A veces, sólo los detalles dan cuenta de la dimensión de las cosas. En otras ocasiones, por el contrario, es su reducción a un concepto general lo que define tal sentido. Como es el caso del pacto PP-PSOE para reformar la Constitución. Con este último me quedo.
Que hayan tenido que reaccionar los dos partidos nacionales al unísono para garantizar constitucionalmente el límite de déficit (que no de gasto) es una gran noticia; no por el contenido de la reforma, sino por su carácter simbólico.
Fijar el techo de déficit al Estado lo podía hacer el Gobierno sin más, y hacer cumplir esas mismas reglas a las comunidades autónomas, también. Hay normativa nacional y europea para fijarlo y hacerlo cumplir. Pero, por la experiencia pasada, el Gobierno español no ha tenido autoridad política, ni arrestos para actuar como un verdadero Gobierno de Estado. Su inclusión en la Constitución demuestra la debilidad de los gobiernos nacionales frente a los feudos nacionalistas. Los Gobiernos de PP y PSOE han estado más preocupados por pactar sus cuotas de poder con los nacionalistas que defender los intereses generales de todos los españoles.
El que por fin logren ponerse de acuerdo y saquen adelante una reforma express sin mayor problema, demuestra la inconsistencia de dos tabúes: el pacto es muy sencillo si los dos partidos nacionales anteponen el interés general al partidista; y el poder nacionalista no es tal, si tal interés general transciende la alternancia en el poder de uno y otro.

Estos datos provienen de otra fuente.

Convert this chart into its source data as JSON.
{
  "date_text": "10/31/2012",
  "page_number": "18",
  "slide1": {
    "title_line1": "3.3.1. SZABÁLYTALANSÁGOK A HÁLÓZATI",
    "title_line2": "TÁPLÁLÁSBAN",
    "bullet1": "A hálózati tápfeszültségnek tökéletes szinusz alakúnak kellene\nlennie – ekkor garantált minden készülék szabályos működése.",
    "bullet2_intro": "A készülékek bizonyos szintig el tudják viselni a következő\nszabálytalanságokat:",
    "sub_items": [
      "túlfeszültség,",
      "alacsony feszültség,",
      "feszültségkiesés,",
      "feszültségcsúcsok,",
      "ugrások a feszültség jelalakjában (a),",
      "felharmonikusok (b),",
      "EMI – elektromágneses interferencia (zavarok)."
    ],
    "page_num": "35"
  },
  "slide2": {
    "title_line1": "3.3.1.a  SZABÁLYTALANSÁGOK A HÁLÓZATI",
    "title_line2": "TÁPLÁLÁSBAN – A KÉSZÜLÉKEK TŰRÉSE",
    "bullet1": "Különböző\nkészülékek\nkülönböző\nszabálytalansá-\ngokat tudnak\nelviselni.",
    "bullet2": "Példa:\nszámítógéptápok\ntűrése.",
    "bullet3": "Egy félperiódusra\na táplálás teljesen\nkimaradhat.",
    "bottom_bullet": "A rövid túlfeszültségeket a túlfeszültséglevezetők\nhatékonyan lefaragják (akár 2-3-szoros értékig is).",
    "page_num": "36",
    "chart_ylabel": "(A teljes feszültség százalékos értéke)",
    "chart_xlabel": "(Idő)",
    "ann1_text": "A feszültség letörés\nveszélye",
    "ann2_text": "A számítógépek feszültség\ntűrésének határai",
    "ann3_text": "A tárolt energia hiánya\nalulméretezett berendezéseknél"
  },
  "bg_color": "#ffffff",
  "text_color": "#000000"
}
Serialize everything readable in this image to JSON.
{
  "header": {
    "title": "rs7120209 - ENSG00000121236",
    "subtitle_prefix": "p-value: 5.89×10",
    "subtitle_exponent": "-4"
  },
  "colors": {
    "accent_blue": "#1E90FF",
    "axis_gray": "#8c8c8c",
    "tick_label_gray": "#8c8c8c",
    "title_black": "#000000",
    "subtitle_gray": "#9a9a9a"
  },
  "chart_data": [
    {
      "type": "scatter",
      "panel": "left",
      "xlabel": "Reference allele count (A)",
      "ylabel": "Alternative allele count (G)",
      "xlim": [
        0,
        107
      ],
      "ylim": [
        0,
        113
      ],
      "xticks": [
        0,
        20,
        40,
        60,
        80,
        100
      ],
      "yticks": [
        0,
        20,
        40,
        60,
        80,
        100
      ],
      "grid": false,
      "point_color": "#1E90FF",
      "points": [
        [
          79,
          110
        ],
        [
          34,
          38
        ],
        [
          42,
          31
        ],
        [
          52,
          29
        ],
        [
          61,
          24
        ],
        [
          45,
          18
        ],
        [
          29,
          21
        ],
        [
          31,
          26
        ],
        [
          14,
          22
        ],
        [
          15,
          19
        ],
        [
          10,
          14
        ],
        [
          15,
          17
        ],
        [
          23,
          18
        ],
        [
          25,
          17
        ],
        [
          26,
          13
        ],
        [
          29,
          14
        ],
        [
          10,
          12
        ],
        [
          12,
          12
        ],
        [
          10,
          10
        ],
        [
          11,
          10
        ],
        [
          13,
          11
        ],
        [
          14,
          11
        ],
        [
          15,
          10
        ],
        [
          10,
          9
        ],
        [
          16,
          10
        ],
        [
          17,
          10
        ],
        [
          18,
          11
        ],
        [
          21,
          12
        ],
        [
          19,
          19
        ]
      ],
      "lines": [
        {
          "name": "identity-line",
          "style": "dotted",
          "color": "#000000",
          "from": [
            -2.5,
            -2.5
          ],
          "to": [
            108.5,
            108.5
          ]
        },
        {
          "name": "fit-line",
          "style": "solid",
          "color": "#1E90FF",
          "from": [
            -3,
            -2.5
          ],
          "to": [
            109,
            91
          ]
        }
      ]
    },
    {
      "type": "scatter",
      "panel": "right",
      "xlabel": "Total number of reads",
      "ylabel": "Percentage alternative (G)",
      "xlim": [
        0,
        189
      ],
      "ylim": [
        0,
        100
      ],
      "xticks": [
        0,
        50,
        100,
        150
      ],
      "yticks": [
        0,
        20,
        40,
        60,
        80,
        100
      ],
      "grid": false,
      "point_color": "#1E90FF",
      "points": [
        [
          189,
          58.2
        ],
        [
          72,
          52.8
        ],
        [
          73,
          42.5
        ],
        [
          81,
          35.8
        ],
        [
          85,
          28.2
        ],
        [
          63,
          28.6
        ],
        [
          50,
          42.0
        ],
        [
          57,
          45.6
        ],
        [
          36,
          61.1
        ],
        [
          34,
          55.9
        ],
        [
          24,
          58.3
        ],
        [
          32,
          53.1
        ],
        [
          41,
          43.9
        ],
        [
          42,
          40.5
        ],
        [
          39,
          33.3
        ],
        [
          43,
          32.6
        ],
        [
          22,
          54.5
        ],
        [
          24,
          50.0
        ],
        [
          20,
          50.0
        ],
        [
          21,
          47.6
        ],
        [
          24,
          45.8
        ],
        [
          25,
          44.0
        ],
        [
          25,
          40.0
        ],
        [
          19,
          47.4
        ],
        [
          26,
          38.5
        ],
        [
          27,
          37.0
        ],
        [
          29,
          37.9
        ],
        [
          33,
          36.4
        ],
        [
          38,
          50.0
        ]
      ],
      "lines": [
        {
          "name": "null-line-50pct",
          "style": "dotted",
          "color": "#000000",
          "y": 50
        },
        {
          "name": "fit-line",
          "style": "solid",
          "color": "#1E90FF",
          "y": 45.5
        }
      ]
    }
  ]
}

Siendo la financiación de la deuda soberana, sin duda, la causa de esa necesidad, es su valor simbólico lo más relevante del acuerdo. Los gestores del separatismo lo han dejado bien claro cuando Duran i Lleida les reprochaba a PP y PSOE que sólo se pongan de acuerdo para "ir en contra" de los nacionalistas.
Efectivamente, todo lo que se haga por el interés general de España, necesariamente irá en contra de los privilegios particulares. Sean de los nacionalistas o de cualquier otra fórmula política para blindar privilegios. Reparen en sus enmiendas.
Inquieta, no obstante, la facilidad para cambiar los fundamentos del Estado sin el sosiego del debate parlamentario y la válvula de seguridad de un referéndum. Ni ha sido la reforma más urgente ni la más imprescindible; tampoco ha sido la fórmula elegida la más pedagógica, ni agosto el mejor mes para llevarla a cabo, pero ha sido. Es democrática, se ajusta a derecho y lanza a los mercados internacionales que España es un Estado solvente y a los mercadillos nacionalistas que España existe. A su pesar.
¿Por qué habríamos de claudicar ante una casta política tan ruin como los caciques del siglo XIX, si toda su participación en la gobernabilidad del Estado está siempre condicionada a obtener privilegios y socavar sus cimientos? ¿Por qué habríamos de aceptar sus propuestas si sus actos incumplen sentencias constitucionales y tienen por fin la construcción de un Estado propio a costa del Estado de todos?
Está bien que los economistas nos impongan sensatez; estaría mejor que nuestros gobernantes ejercieran autoridad nacional para que los forofos del derecho a decidir dejaran de mangonear nuestros intereses. Y reservaran las reformas constitucionales para garantizar una España de ciudadanos y no de tribus.